Faircheck by Fairgen

Our solution, Faircheck, is a data check platform that enables users to easily upload a dataset and receive a refined, downloadable subset with outliers flagged and explanations for each flag provided. Researchers can upload their surveys to Faircheck, where an outlier detection algorithm filters out respondents based on specific criteria. Outliers may be identified through factors such as response time, open-ended question analysis, local outlier factors, duplicate answers, or custom conditions. This process ensures that only high-quality responses are retained. Users have the flexibility to add or customize these detection criteria to better suit their specific needs, ensuring the final dataset is thoroughly cleaned and reliable.

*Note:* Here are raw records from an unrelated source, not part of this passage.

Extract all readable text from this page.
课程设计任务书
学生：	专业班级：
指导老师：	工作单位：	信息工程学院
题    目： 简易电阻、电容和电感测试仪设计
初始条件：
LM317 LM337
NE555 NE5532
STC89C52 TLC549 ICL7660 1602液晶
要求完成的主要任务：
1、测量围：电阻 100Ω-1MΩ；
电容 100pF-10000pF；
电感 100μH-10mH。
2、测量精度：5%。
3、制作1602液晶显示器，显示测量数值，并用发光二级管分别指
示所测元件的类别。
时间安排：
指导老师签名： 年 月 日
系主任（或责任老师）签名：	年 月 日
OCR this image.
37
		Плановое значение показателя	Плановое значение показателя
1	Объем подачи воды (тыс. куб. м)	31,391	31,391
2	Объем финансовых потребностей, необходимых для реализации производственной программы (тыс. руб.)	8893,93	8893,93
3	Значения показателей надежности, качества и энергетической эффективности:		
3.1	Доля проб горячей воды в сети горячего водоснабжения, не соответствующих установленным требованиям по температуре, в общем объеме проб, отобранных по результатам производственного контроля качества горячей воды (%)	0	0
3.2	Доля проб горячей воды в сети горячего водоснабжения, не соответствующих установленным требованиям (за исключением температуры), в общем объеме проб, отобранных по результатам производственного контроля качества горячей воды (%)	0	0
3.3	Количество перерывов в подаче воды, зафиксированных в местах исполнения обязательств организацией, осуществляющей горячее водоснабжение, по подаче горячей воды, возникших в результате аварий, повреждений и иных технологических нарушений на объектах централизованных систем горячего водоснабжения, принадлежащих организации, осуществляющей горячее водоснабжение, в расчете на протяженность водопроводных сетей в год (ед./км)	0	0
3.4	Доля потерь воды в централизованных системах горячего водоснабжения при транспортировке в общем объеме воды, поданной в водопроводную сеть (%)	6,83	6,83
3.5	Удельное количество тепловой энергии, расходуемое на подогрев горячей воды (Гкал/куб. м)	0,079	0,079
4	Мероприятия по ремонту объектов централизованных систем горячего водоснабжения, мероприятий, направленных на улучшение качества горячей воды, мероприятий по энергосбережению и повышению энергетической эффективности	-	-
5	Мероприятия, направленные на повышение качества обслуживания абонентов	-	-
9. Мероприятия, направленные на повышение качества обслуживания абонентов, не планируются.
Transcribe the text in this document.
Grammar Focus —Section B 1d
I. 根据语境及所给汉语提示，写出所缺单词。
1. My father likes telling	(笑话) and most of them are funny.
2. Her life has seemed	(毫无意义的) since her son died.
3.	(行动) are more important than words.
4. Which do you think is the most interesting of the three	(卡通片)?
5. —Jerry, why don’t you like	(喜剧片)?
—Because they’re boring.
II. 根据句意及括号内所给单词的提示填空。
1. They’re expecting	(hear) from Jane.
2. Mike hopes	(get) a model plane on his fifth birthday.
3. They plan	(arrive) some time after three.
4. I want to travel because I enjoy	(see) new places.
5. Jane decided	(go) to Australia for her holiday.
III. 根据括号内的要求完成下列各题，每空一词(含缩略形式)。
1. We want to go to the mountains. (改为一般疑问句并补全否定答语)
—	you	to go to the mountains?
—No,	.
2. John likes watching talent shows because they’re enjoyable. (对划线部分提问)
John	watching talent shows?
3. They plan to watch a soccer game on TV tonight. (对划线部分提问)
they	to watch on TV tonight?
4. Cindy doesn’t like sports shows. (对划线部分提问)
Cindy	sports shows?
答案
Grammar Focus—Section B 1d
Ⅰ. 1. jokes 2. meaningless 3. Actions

Data Quality Controls by Potloc

At Potloc, data quality control platforms have been developed using a three-pronged approach. Their tool utilizes specialized survey sources, optimizes respondent experiences, and engages 14 quality checks to ensure the cleanest and most accurate insights. These data quality tests, driven by both human and AI resources, are integrated before, during, and after survey completion to create a secure and reliable process that filters out bots, fraudulent panelists, and duplicate or lazy responses. The final step involves an in-house data cleaning team that meticulously reviews responses to ensure that only relevant, high-quality data is passed on for final evaluation.

Qubed by Kantar

Qubed is another platform for combating survey fraud. This advanced solution use three Deep Neural AI Networks to analyze over 300 features in real-time, delivering fraud detection results within 100 milliseconds. Qubed identifies and removes Lazy, Dishonest, and Fraudulent panelists, ensuring only quality respondents remain. It uniquely detects "out of country" fraud, which accounted for 41% of bad data in 2022, protecting data integrity. Unlike other systems, Qubed evaluates a panelist’s full history, avoiding harsh judgments based on a single session, and ensuring fair treatment of good panelists.

ReDem

ReDem is an AI-powered platform that ensures the quality of your data. Functioning both in real-time and post-survey, ReDem thoroughly evaluates survey data against comprehensive criteria to eliminate unwanted behaviors. You can adjust quota settings for specific demographics, clean field phase data, apply respondent data weighting, and generate reports for stakeholders. Additionally, ReDem can be integrated directly into survey software, allowing for immediate verification of respondents. This means fraudulent behavior can be detected and flagged before survey completion.

Taking back control

In today’s technology-driven landscape, we stand at an unprecedented crossroads of opportunity and innovation. While the allure of rapid delivery and immediate access to information is compelling, we must not lose sight of the importance of maintaining high quality in our endeavors. In the realm of market research, the advent of generative AI has significantly enhanced our ability to gain deeper insights from surveys. However, with these advancements comes the critical responsibility of safeguarding the integrity of our data. By proactively implementing robust fraud detection and mitigation processes, we can ensure that our findings remain accurate and reliable, even as we navigate the complexities and potential pitfalls of this evolving technological frontier.